For myself, I hadn’t eaten red meat or poultry in nine years, only fish. So I sat out the course when everyone snatched flesh from the sheep’s head, including the eyes, down to bare bone and clenched teeth. Then I was presented with spiced liver wrapped in intestine. I declined, but Fatima insisted: I had to eat at least one bite from the sheep or the spell wouldn’t work and my jinn wouldn’t come. And when is that scheduled to be? I asked. Khadija explained it would have to wait until everyone was asleep. I chewed bravely on one lump of liver; when I’d failed to reduce or alter its shape in any way, I swallowed it whole.

The dinner dragged on, after which someone with a boom box played Egyptian music and Fatima’s youngest daughter danced while the others clapped. Then they all watched “Star Trek” on the TV. At last the neighbors left and the younger kids went to bed.

By now it was midnight. Khadija and I were tired, with a two-hour drive back to Casablanca ahead of us. Nevertheless, the evening had only just begun.

Naíma set a table of food for the spirits – the jinnoon – a bowl of milk, a plate of dates and hard-boiled eggs, and mutton stew. Fatima told her to go to bed. Then the sehúra fetched a puffy caftan for me to put on, with a gaudy pattern of roses drizzled in gold metallic thread; and a wide gold belt. “What’s this for?” I asked.

Khadija said it was Naíma’s wedding outfit. “She says you are getting married to your jinn.”

I complained crankily, “She never said anything about marriage.”

“You have to, or he won’t be with you. Fatima says she had to marry her jinn, too. That’s how it works.”

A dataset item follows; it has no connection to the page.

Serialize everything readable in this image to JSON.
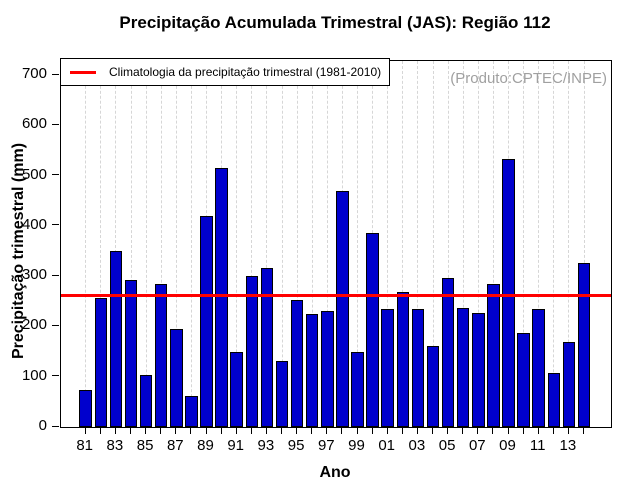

I had to submit to makeup, too: kohl around my eyes, lipstick, blush. Then Fatima perched me on the banquette like a doll in tissue paper, lit some candles and turned off the overhead bulb. Seated at the table, she threw some herbs and sticky incense on the coals of a clay brazier. Khadija stretched out on the other banquette and immediately went to sleep. The cuckoo clock bird banged open its little door and went crazy chirping: midnight.

Fatima muttered some incantations and rocked on her seat. She threw pieces of dates at the door. I yawned.

Silence. A half hour later, the bird racketed again. Then the overhead light suddenly flicked on. Then off. One more time, on and off. Ooo, spooky. Is that the best she can do? I thought cynically: Naíma stands outside the door working the light switch? I supposed it was too much to expect they’d have a fog machine.

Yet, out of all reason, I started to be afraid. Outside the window, there were occasional sounds of a town at night: a cart rolling by, a motorbike in the distance, dogs ahowl, a donkey’s bray, an insomniac rooster. But here inside, in the dim candlelight, there was a small fat woman keening and mumbling, another woman asleep on the banquette, and something else…filling the room…

It’s your fear, I told myself.

And then Fatima’s eyes popped open, bulging; she gasped, moaned, her mouth twisted in a grimace of pain. She held her hands up as if to ward off something; then flinched, as if struck.

I shook Khadija’s shoulder. “What’s happening? Wake up!”

But Khadija was already awake, her eyes wide. Her breath rasped as she clutched her neck. She sat bolt upright and looked at Fatima.

The sehúra was whimpering and crying. She yelled angrily at Khadija in Arabic; my friend answered in cowed tones. Khadija then turned to me.

“Khadija, what the fuck is going on?!”